How do I normalize my samples against protein concentration
You can use a protein quantitation assay on the supernatants you get from cell/tissue lysates or with any other liquid sample in the assay buffer.
Can we purchase individual components of this kit?
Yes, you can purchase any of the kit's components without the whole kit. Please refer to the component Cat #s mentioned on the datasheet for ordering.
Can we use an alternate buffer for sample preparation (cell lysis, sample dilutions etc)?
Our assay buffers are optimized for the reactions they are designed for. They not only contain some detergents for efficient lysis of your cells/tissue, but also contain some proprietary components required for the further reactions. Therefore, we highly recommend using the buffers provided in the kit for the best results.
Should I make a standard curve for every expt I do, or is one curve/kit enough?

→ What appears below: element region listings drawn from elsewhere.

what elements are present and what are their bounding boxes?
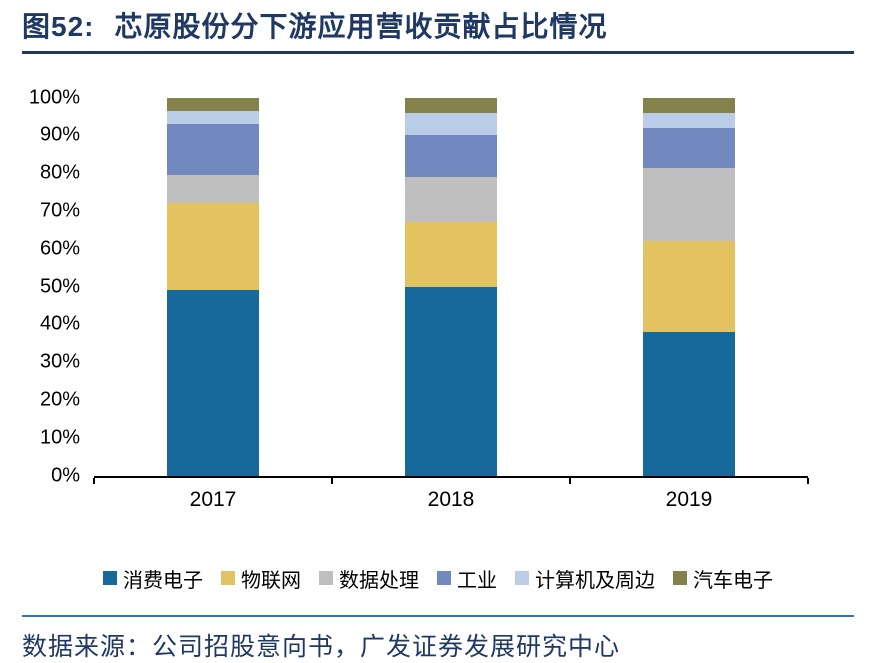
- y-axis-tick-label: 40%: [39, 312, 80, 335]
- y-axis-tick-label: 10%: [39, 426, 80, 449]
- bar-segment: [167, 175, 259, 204]
- legend-label: 计算机及周边: [535, 569, 655, 592]
- bar-segment: [167, 124, 259, 176]
- x-axis-tick: [93, 477, 95, 484]
- bar-segment: [643, 167, 735, 242]
- source-note: 数据来源：公司招股意向书，广发证券发展研究中心: [22, 632, 621, 661]
- bar-segment: [643, 97, 735, 113]
- bar-segment: [405, 112, 497, 136]
- legend-item: 数据处理: [319, 564, 419, 593]
- y-axis-tick-label: 80%: [39, 161, 80, 184]
- y-axis-tick-label: 60%: [39, 237, 80, 260]
- bar-segment: [405, 176, 497, 223]
- y-axis-tick-label: 0%: [51, 464, 80, 487]
- chart-legend: 消费电子 物联网 数据处理 工业 计算机及周边 汽车电子: [22, 564, 854, 593]
- legend-label: 消费电子: [123, 569, 203, 592]
- legend-label: 物联网: [241, 569, 301, 592]
- bar-segment: [405, 286, 497, 476]
- bar-segment: [643, 127, 735, 168]
- bar-segment: [167, 97, 259, 111]
- x-axis-label: 2018: [427, 487, 475, 511]
- footer-divider: [22, 614, 854, 617]
- bar-segment: [167, 110, 259, 125]
- y-axis-tick-label: 70%: [39, 199, 80, 222]
- title-divider: [22, 50, 854, 54]
- stacked-bar-chart: 0% 10% 20% 30% 40% 50% 60% 70% 80% 90% 100% 2017 201…: [22, 86, 854, 593]
- x-axis-label: 2019: [665, 487, 713, 511]
- y-axis-tick-label: 50%: [39, 275, 80, 298]
- x-axis-tick: [569, 477, 571, 484]
- stacked-bar-2018: [405, 97, 497, 476]
- legend-item: 汽车电子: [673, 564, 773, 593]
- bar-segment: [643, 112, 735, 128]
- legend-label: 数据处理: [339, 569, 419, 592]
- y-axis-tick-label: 90%: [39, 123, 80, 146]
- bar-segment: [167, 203, 259, 291]
- x-axis-label: 2017: [189, 487, 237, 511]
- x-axis-tick: [807, 477, 809, 484]
- bar-segment: [405, 222, 497, 287]
- bar-segment: [405, 135, 497, 177]
- bar-segment: [643, 331, 735, 476]
- stacked-bar-2017: [167, 97, 259, 476]
- legend-swatch: [673, 571, 687, 586]
- y-axis-tick-label: 20%: [39, 388, 80, 411]
- legend-item: 物联网: [221, 564, 301, 593]
- legend-item: 工业: [437, 564, 497, 593]
- figure-header: 图52: 芯原股份分下游应用营收贡献占比情况: [22, 10, 854, 44]
- legend-label: 工业: [457, 569, 497, 592]
- bar-segment: [643, 241, 735, 332]
- legend-swatch: [437, 571, 451, 586]
- plot-area: 0% 10% 20% 30% 40% 50% 60% 70% 80% 90% 100% 2017 201…: [29, 86, 809, 511]
- y-axis-tick-label: 30%: [39, 350, 80, 373]
- bar-segment: [167, 290, 259, 476]
- legend-label: 汽车电子: [693, 569, 773, 592]
- stacked-bar-2019: [643, 97, 735, 476]
- legend-swatch: [319, 571, 333, 586]
- legend-swatch: [221, 571, 235, 586]
- figure-title: 芯原股份分下游应用营收贡献占比情况: [114, 11, 608, 42]
- figure-number: 图52:: [22, 11, 95, 42]
- legend-item: 计算机及周边: [515, 564, 655, 593]
- legend-item: 消费电子: [103, 564, 203, 593]
- y-axis-tick-label: 100%: [28, 86, 80, 109]
- bar-segment: [405, 97, 497, 113]
- legend-swatch: [515, 571, 529, 586]
- x-axis-tick: [331, 477, 333, 484]
- legend-swatch: [103, 571, 117, 586]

Yes, I would strongly recommend you to do the standards every time you do the expt. There is always a chance that something was done differently that day and we do not want any conditions to differ between standards and samples.
From the data sheet, for determining non-specific labeled HDL, I have to prepare one well as I wrote in an attached excel file, right?
The well were you are treating with competing amount of HDL will actually let you determine the non-specific binding. Any fluorescence that you cannot compete out with extra HDL is actually non-specific binding. So you don't really need to have a dedicated well for that (so the fourth control well is optional)
Can I use FACs?
Yes, it is possible to use cells by FACS.